Gary Mackay-Steven, winger for New York City, emphasized the need for players to be healthy after some major league soccer players have resumed training. After all, these players will be made to leave their houses and risk public safety in a country where the coronavirus is the most widespread as of now.
Players at several clubs started their individual sessions on Wednesday as social constraints started to be lifted in the United States, the hardest affected country in the coronavirus pandemic.

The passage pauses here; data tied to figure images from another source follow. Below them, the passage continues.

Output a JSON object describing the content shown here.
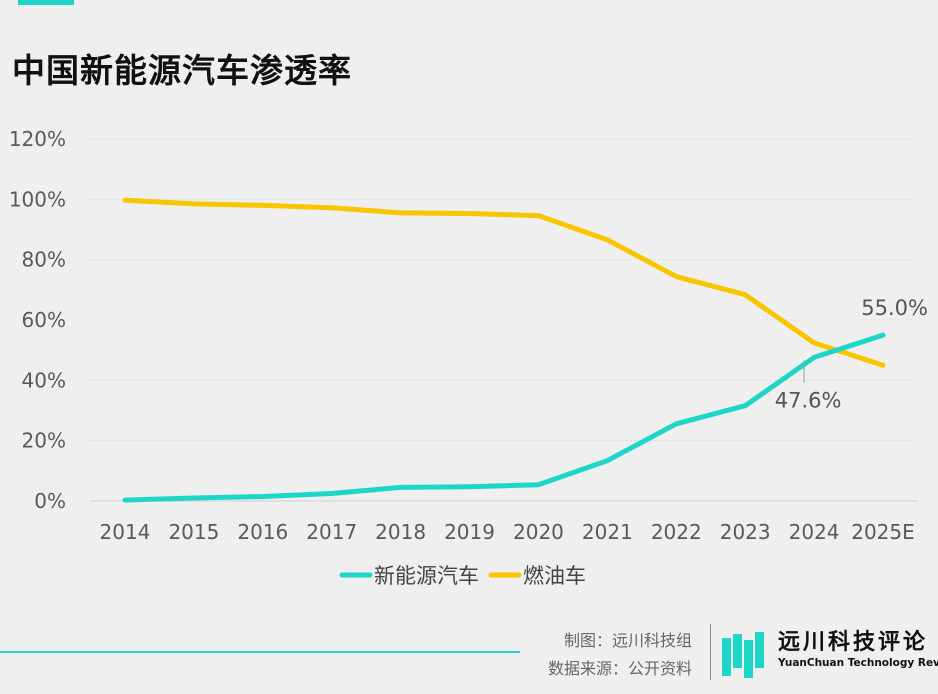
{
  "title": "中国新能源汽车渗透率",
  "chart_data": {
    "type": "line",
    "title": "中国新能源汽车渗透率",
    "categories": [
      "2014",
      "2015",
      "2016",
      "2017",
      "2018",
      "2019",
      "2020",
      "2021",
      "2022",
      "2023",
      "2024",
      "2025E"
    ],
    "y_ticks": [
      "0%",
      "20%",
      "40%",
      "60%",
      "80%",
      "100%",
      "120%"
    ],
    "ylim": [
      0,
      120
    ],
    "grid": true,
    "legend_position": "bottom-center",
    "series": [
      {
        "name": "新能源汽车",
        "color": "#1ed6c8",
        "values": [
          0.3,
          1.0,
          1.5,
          2.5,
          4.5,
          4.7,
          5.4,
          13.4,
          25.6,
          31.6,
          47.6,
          55.0
        ]
      },
      {
        "name": "燃油车",
        "color": "#f7c600",
        "values": [
          99.7,
          98.5,
          98.0,
          97.2,
          95.5,
          95.3,
          94.6,
          86.6,
          74.4,
          68.4,
          52.4,
          45.0
        ]
      }
    ],
    "annotations": [
      {
        "text": "55.0%",
        "series": 0,
        "index": 11
      },
      {
        "text": "47.6%",
        "series": 0,
        "index": 10
      }
    ]
  },
  "footer": {
    "credit": "制图：远川科技组",
    "source": "数据来源：公开资料",
    "brand_cn": "远川科技评论",
    "brand_en": "YuanChuan Technology Review"
  }
}
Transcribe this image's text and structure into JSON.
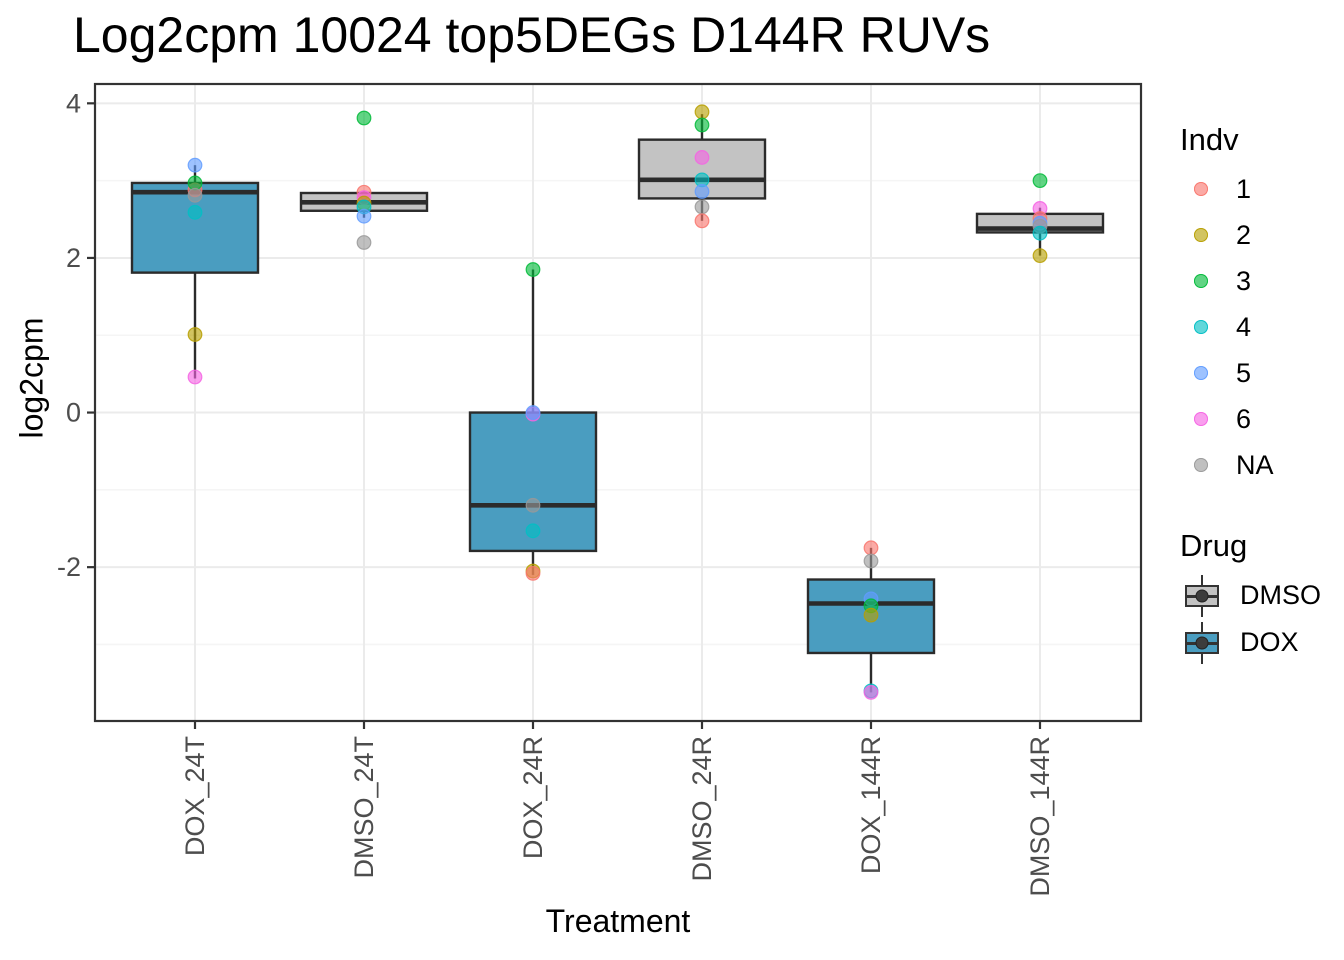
{
  "chart_data": {
    "type": "boxplot",
    "title": "Log2cpm 10024 top5DEGs D144R RUVs",
    "xlabel": "Treatment",
    "ylabel": "log2cpm",
    "categories": [
      "DOX_24T",
      "DMSO_24T",
      "DOX_24R",
      "DMSO_24R",
      "DOX_144R",
      "DMSO_144R"
    ],
    "y_axis": {
      "range": [
        -3.99,
        4.25
      ],
      "ticks": [
        4,
        2,
        0,
        -2
      ],
      "minor_ticks": [
        3,
        1,
        -1,
        -3
      ]
    },
    "grid": "on",
    "legend_position": "right",
    "groups": [
      {
        "category": "DOX_24T",
        "drug": "DOX",
        "box": {
          "whisker_low": 0.44,
          "q1": 1.81,
          "median": 2.85,
          "q3": 2.97,
          "whisker_high": 3.2
        },
        "points": [
          {
            "indv": "1",
            "value": 2.88
          },
          {
            "indv": "3",
            "value": 2.97
          },
          {
            "indv": "NA",
            "value": 2.81
          },
          {
            "indv": "4",
            "value": 2.59
          },
          {
            "indv": "5",
            "value": 3.2
          },
          {
            "indv": "2",
            "value": 1.01
          },
          {
            "indv": "6",
            "value": 0.46
          }
        ]
      },
      {
        "category": "DMSO_24T",
        "drug": "DMSO",
        "box": {
          "whisker_low": 2.52,
          "q1": 2.61,
          "median": 2.72,
          "q3": 2.84,
          "whisker_high": 2.86
        },
        "points": [
          {
            "indv": "3",
            "value": 3.81
          },
          {
            "indv": "1",
            "value": 2.85
          },
          {
            "indv": "6",
            "value": 2.78
          },
          {
            "indv": "2",
            "value": 2.71
          },
          {
            "indv": "4",
            "value": 2.66
          },
          {
            "indv": "5",
            "value": 2.54
          },
          {
            "indv": "NA",
            "value": 2.2
          }
        ]
      },
      {
        "category": "DOX_24R",
        "drug": "DOX",
        "box": {
          "whisker_low": -2.1,
          "q1": -1.79,
          "median": -1.2,
          "q3": 0.0,
          "whisker_high": 1.85
        },
        "points": [
          {
            "indv": "3",
            "value": 1.85
          },
          {
            "indv": "6",
            "value": -0.02
          },
          {
            "indv": "5",
            "value": 0.0
          },
          {
            "indv": "NA",
            "value": -1.2
          },
          {
            "indv": "4",
            "value": -1.53
          },
          {
            "indv": "2",
            "value": -2.05
          },
          {
            "indv": "1",
            "value": -2.08
          }
        ]
      },
      {
        "category": "DMSO_24R",
        "drug": "DMSO",
        "box": {
          "whisker_low": 2.48,
          "q1": 2.77,
          "median": 3.01,
          "q3": 3.53,
          "whisker_high": 3.86
        },
        "points": [
          {
            "indv": "2",
            "value": 3.89
          },
          {
            "indv": "3",
            "value": 3.72
          },
          {
            "indv": "6",
            "value": 3.3
          },
          {
            "indv": "4",
            "value": 3.01
          },
          {
            "indv": "5",
            "value": 2.86
          },
          {
            "indv": "NA",
            "value": 2.66
          },
          {
            "indv": "1",
            "value": 2.48
          }
        ]
      },
      {
        "category": "DOX_144R",
        "drug": "DOX",
        "box": {
          "whisker_low": -3.62,
          "q1": -3.11,
          "median": -2.47,
          "q3": -2.16,
          "whisker_high": -1.75
        },
        "points": [
          {
            "indv": "1",
            "value": -1.75
          },
          {
            "indv": "NA",
            "value": -1.92
          },
          {
            "indv": "5",
            "value": -2.41
          },
          {
            "indv": "3",
            "value": -2.5
          },
          {
            "indv": "2",
            "value": -2.62
          },
          {
            "indv": "4",
            "value": -3.6
          },
          {
            "indv": "6",
            "value": -3.62
          }
        ]
      },
      {
        "category": "DMSO_144R",
        "drug": "DMSO",
        "box": {
          "whisker_low": 2.03,
          "q1": 2.33,
          "median": 2.38,
          "q3": 2.57,
          "whisker_high": 2.65
        },
        "points": [
          {
            "indv": "3",
            "value": 3.0
          },
          {
            "indv": "6",
            "value": 2.64
          },
          {
            "indv": "1",
            "value": 2.51
          },
          {
            "indv": "5",
            "value": 2.45
          },
          {
            "indv": "NA",
            "value": 2.41
          },
          {
            "indv": "4",
            "value": 2.32
          },
          {
            "indv": "2",
            "value": 2.03
          }
        ]
      }
    ],
    "legend": {
      "indv": {
        "title": "Indv",
        "entries": [
          {
            "label": "1",
            "color": "#F8766D"
          },
          {
            "label": "2",
            "color": "#B79F00"
          },
          {
            "label": "3",
            "color": "#00BA38"
          },
          {
            "label": "4",
            "color": "#00BFC4"
          },
          {
            "label": "5",
            "color": "#619CFF"
          },
          {
            "label": "6",
            "color": "#F564E3"
          },
          {
            "label": "NA",
            "color": "#999999"
          }
        ]
      },
      "drug": {
        "title": "Drug",
        "entries": [
          {
            "label": "DMSO",
            "color": "#C3C3C3"
          },
          {
            "label": "DOX",
            "color": "#4A9DC0"
          }
        ]
      }
    },
    "style": {
      "point_alpha": 0.62,
      "box_border": "#2B2B2B",
      "panel_border": "#333333",
      "grid_major": "#EBEBEB",
      "grid_minor": "#F5F5F5",
      "tick_label_color": "#4D4D4D"
    }
  }
}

Mackay-Steven’s club has not returned to the training ground in one of the most badly impacted areas, and the Scot says he has mixed feelings about a comeback. 29-year-old told to The Nine for BBC Scotland:
“It’s hard. You just only want to practice and play until it’s safe to do so. You don’t want to be in a position where it’s always a really real issue.
“It’s contagious and invisible and very hard to know how to deal with it.
“As long as everything is done in a safe and controlled way, I am obviously dying to get back to playing football, as is probably everybody in the same boat, but only when it’s safe to do so.”
“It’s a small world, it’s crazy,” Mackay-Steven said. “Obviously I worked with him at Celtic and I like the way he works, his training, it’s always high intensity and it suits my game.”
Mackay-Steven moved to New York from Aberdeen in June of last year and joined the club by his former Celtic boss, Ronny Deila, when the Norwegian took over as head coach six months later.